Hari ini aku sengaja tidak menemani Qian dirumah sakit, demi bisa menghabiskan waktu untuk membaca seluruh isi diary Qian. Sampai akhirnya,aku menemukan fakta yang membuat hatiku hancur berkali-kali lipat hingga tak terasa air mata kembali mengalir sekali lagi diwajahku sembari kuseka air mata itu sambil memasukkan kembali buku diary miliknya ini kedalam tas ransel hitam kesayangannya.
Aku menatap hancur sekeliling kamarnya sembari memeluk tas ransel hitam itu sambil meratapi kenangan bersama Qian semasa kecil, mungkin kedengarannya lucu bila memikirkan mengapa aku hanya mengingat masa-masa bersama Qian sewaktu kecil saja, yang mana jika boleh jujur sebenarnya aku hanya mempunyai kenangan bersamanya sewaktu kecil saja. Sebab, setelah menikah lagi aku langsung memutuskan merantau jauh untuk mencari nafkah sehingga aku sama sekali tidak pernah mempunyai masa-masa indah bersama anakku sendiri.
Aku mulai sangat menyesal membiarkannya menjalani hidup yang keras seperti ini, seharusnya ia mendapati dukungan dan kasih sayang oleh orang tua nya bukannya mengalami tekanan seperti ini.
"Anakku yang malang, maafkan ayah!" ujarku didalam Isak tangis yang tak berpenghujung, bahkan saat Susi membuka pintu kamar Qian pastilaj melihatku seperti orang setengah waras karena saat ini diriku masih terlarut dalam kesedihan dan enggan menanggapinya. Hingga membuatnya kesal dan berjalan pergi dengan sebuah hentakkan keras dari pintu.

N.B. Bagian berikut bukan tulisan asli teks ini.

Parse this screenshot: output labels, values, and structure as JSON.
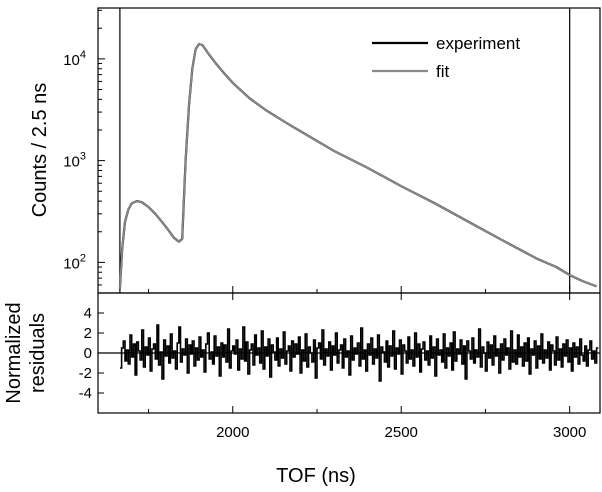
{
  "chart_data": [
    {
      "type": "line",
      "panel": "top",
      "ylabel": "Counts / 2.5 ns",
      "yscale": "log",
      "ylim": [
        50,
        31623
      ],
      "xlim": [
        1600,
        3090
      ],
      "yticks": [
        {
          "value": 100,
          "base": "10",
          "exp": "2"
        },
        {
          "value": 1000,
          "base": "10",
          "exp": "3"
        },
        {
          "value": 10000,
          "base": "10",
          "exp": "4"
        }
      ],
      "vlines": [
        1665,
        3000
      ],
      "legend": {
        "position": "top-right"
      },
      "series": [
        {
          "name": "experiment",
          "color": "#000000",
          "x": [
            1665,
            1672,
            1680,
            1690,
            1700,
            1715,
            1730,
            1750,
            1770,
            1790,
            1810,
            1825,
            1840,
            1850,
            1860,
            1870,
            1880,
            1890,
            1900,
            1910,
            1930,
            1950,
            1970,
            2000,
            2050,
            2100,
            2150,
            2200,
            2300,
            2400,
            2500,
            2600,
            2700,
            2800,
            2900,
            2960,
            3000,
            3040,
            3080
          ],
          "y": [
            55,
            140,
            250,
            330,
            380,
            400,
            390,
            350,
            300,
            250,
            205,
            175,
            160,
            170,
            1000,
            3500,
            8000,
            12500,
            14000,
            13700,
            11000,
            9000,
            7500,
            5800,
            4100,
            3100,
            2450,
            1950,
            1250,
            850,
            560,
            380,
            250,
            165,
            110,
            90,
            75,
            65,
            58
          ]
        },
        {
          "name": "fit",
          "color": "#8a8a8a",
          "x": [
            1665,
            1672,
            1680,
            1690,
            1700,
            1715,
            1730,
            1750,
            1770,
            1790,
            1810,
            1825,
            1840,
            1850,
            1860,
            1870,
            1880,
            1890,
            1900,
            1910,
            1930,
            1950,
            1970,
            2000,
            2050,
            2100,
            2150,
            2200,
            2300,
            2400,
            2500,
            2600,
            2700,
            2800,
            2900,
            2960,
            3000,
            3040,
            3080
          ],
          "y": [
            55,
            140,
            250,
            330,
            380,
            400,
            390,
            350,
            300,
            250,
            205,
            175,
            160,
            170,
            1000,
            3500,
            8000,
            12500,
            14000,
            13700,
            11000,
            9000,
            7500,
            5800,
            4100,
            3100,
            2450,
            1950,
            1250,
            850,
            560,
            380,
            250,
            165,
            110,
            90,
            75,
            65,
            58
          ]
        }
      ]
    },
    {
      "type": "line",
      "panel": "bottom",
      "xlabel": "TOF (ns)",
      "ylabel_lines": [
        "Normalized",
        "residuals"
      ],
      "xlim": [
        1600,
        3090
      ],
      "ylim": [
        -6,
        6
      ],
      "yticks": [
        "4",
        "2",
        "0",
        "-2",
        "-4"
      ],
      "xticks": [
        "2000",
        "2500",
        "3000"
      ],
      "hline": 0,
      "series": [
        {
          "name": "residuals",
          "color": "#000000",
          "x_start": 1665,
          "x_step": 5,
          "y": [
            -1.5,
            0.5,
            1.2,
            -0.8,
            0.3,
            -1.1,
            1.8,
            -0.4,
            0.9,
            -2.2,
            1.1,
            0.2,
            -0.7,
            2.3,
            -1.4,
            0.6,
            -0.2,
            1.5,
            -1.8,
            0.4,
            0.9,
            -0.6,
            2.8,
            -1.2,
            0.1,
            -2.6,
            1.3,
            -0.3,
            0.7,
            -1.0,
            1.9,
            -0.5,
            0.2,
            -1.6,
            1.0,
            2.6,
            -0.9,
            0.4,
            -0.2,
            1.4,
            -2.0,
            0.8,
            -0.1,
            1.2,
            -1.3,
            0.5,
            -0.7,
            1.6,
            -0.4,
            0.3,
            -1.9,
            0.9,
            2.0,
            -0.6,
            0.1,
            -1.1,
            1.7,
            -0.3,
            0.6,
            -2.3,
            1.0,
            -0.4,
            0.8,
            -0.9,
            2.4,
            -1.5,
            0.2,
            0.7,
            -0.1,
            1.3,
            -1.7,
            0.4,
            -0.6,
            2.6,
            -0.8,
            1.1,
            -2.1,
            0.3,
            0.9,
            -1.2,
            1.8,
            -0.2,
            0.5,
            -1.0,
            2.2,
            -1.6,
            0.6,
            -0.3,
            1.4,
            -2.4,
            0.8,
            0.1,
            -0.7,
            1.5,
            -1.3,
            0.4,
            -0.5,
            2.1,
            -1.1,
            0.2,
            0.7,
            -1.8,
            1.2,
            -0.4,
            0.9,
            -0.1,
            1.6,
            -2.0,
            0.3,
            -0.8,
            1.9,
            -1.4,
            0.6,
            0.0,
            -0.9,
            1.3,
            -2.5,
            0.5,
            1.0,
            -0.6,
            2.3,
            -1.2,
            0.4,
            -0.3,
            1.1,
            -1.7,
            0.7,
            -0.2,
            2.0,
            -1.0,
            0.3,
            0.8,
            -1.5,
            1.4,
            -0.4,
            0.2,
            -2.2,
            1.7,
            -0.7,
            0.5,
            -0.1,
            1.0,
            -1.3,
            2.5,
            -0.6,
            0.3,
            -1.8,
            0.9,
            -0.2,
            1.5,
            -1.1,
            0.4,
            -0.5,
            1.8,
            -2.8,
            0.6,
            0.1,
            -0.9,
            1.2,
            -1.4,
            0.7,
            -0.3,
            2.2,
            -1.6,
            0.5,
            -0.1,
            1.3,
            -2.1,
            0.8,
            0.2,
            -1.0,
            1.6,
            -0.6,
            0.3,
            -1.3,
            2.0,
            -0.4,
            0.9,
            -1.9,
            0.4,
            1.1,
            -0.7,
            0.2,
            -1.2,
            1.7,
            -0.5,
            0.6,
            -2.3,
            1.4,
            -0.2,
            0.3,
            -0.9,
            1.9,
            -1.5,
            0.5,
            -0.3,
            1.0,
            -1.7,
            2.1,
            -0.8,
            0.4,
            -0.1,
            1.3,
            -1.1,
            0.7,
            -2.6,
            1.2,
            0.2,
            -0.6,
            1.5,
            -1.0,
            0.3,
            -0.4,
            2.4,
            -1.4,
            0.6,
            0.0,
            -1.8,
            1.1,
            -0.5,
            0.8,
            -1.2,
            1.7,
            -0.3,
            0.4,
            -2.0,
            0.9,
            -0.7,
            1.4,
            -0.2,
            0.5,
            -1.6,
            2.2,
            -0.9,
            0.3,
            -1.1,
            1.8,
            -0.4,
            0.6,
            -1.3,
            1.0,
            -0.8,
            1.5,
            -2.1,
            0.4,
            -0.2,
            1.2,
            -1.5,
            0.7,
            -0.6,
            1.9,
            -1.0,
            0.3,
            -0.5,
            1.1,
            -1.7,
            0.8,
            0.2,
            -1.2,
            1.6,
            -0.7,
            0.4,
            -1.4,
            0.9,
            -0.3,
            1.3,
            -0.9,
            0.5,
            -1.8,
            1.0,
            -0.4,
            0.6,
            -1.1,
            1.4,
            -0.2,
            -0.8,
            0.7,
            -1.3,
            0.3,
            1.2,
            -0.6,
            0.2,
            -1.0,
            0.5
          ]
        }
      ]
    }
  ]
}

Aku tak tahu harus berbuat apa saat ini, kupikir rumah tanggaku juga semakin hancur dan pekerjaaanku mulai terbengkalai karena kesedihanku yang benar-benar takut kehilangan Qian. Akan tetapi, jika boleh jujur jauh didalam hatiku yang terdalam diriku mulai bertanya-tanya mengapa aku yang harus memiliki beban kesedihan seperti ini padahal mereka yang telah menyiksa putraku seakan keadilan benar-benar tidak berpihak padaku maupun putraku.
"Bangunlah! Kau masih bolos kerja lagi? ingat keluargamu masih ada yang harus kau tanggungjawabin sebagai Ayah sekaligus suami," bentak Susi yang kembali lagi kesini dengan amarah yang membara, tentu saja aku yang mendengarkan itu juga ikut naik darah dan memukul dinding kamar anakku.
"Kalau gitu kau juga harus menjalani tanggungjawabmu sebagai ibu! Lagian kau yang mengatakan bahwa Qian bukan anakmu maka begitu juga denganku kalau Anak dari bawahanmu bukan anakku jadi minta sana uang kuliah anakmu sama mantan suamimu itu!!!" Bentakku kasar, entah kenapa kali ini aku mengeluarkan semua kalimat yang membatin didalam diriku, aku sudah sangat muak dengan sikapnya yang selalu benar pantas saja ia bercerai dengan mantan suaminya.
"Apa kau bilang? Berani-beraninya kau berkata seperti itu, Dasar suami tak bertanggungjawab!"
"Ya sudah, lebih baik kita bercerai saja. "
"Kau gila ya? apa kata tetangga kalau aku bercerai dua kali dan harusnya kau menerima kenyataan untuk membiarkan anakmu mati saja jadi jangan menghabiskan uang hanya untuk biaya rumah sakitnya!"
"Aishh...kau memang bermilut kasar ya!!! Aku menyesal menikahimu dan kupikir alasan mantan suamimu hidup bahagia sekarang karena ia bersyukur mendapatkan istri baru yang lebih baik darimu, " teriakku lalu berjalan pergi meninggalkannya tanpa perduli akan tatapan tajamnya padaku.
Aku enggan bertengkar dengannya saat ini dan lebih baik aku pergi saja daripada kemarahanku semakin memuncak, bisa-bisa aku berlaku lebih kasar padanya, apalagi ia hanya seorang wanita jadi tak seharusnya aku memakinya terlalu kasar lebih jauh lagi.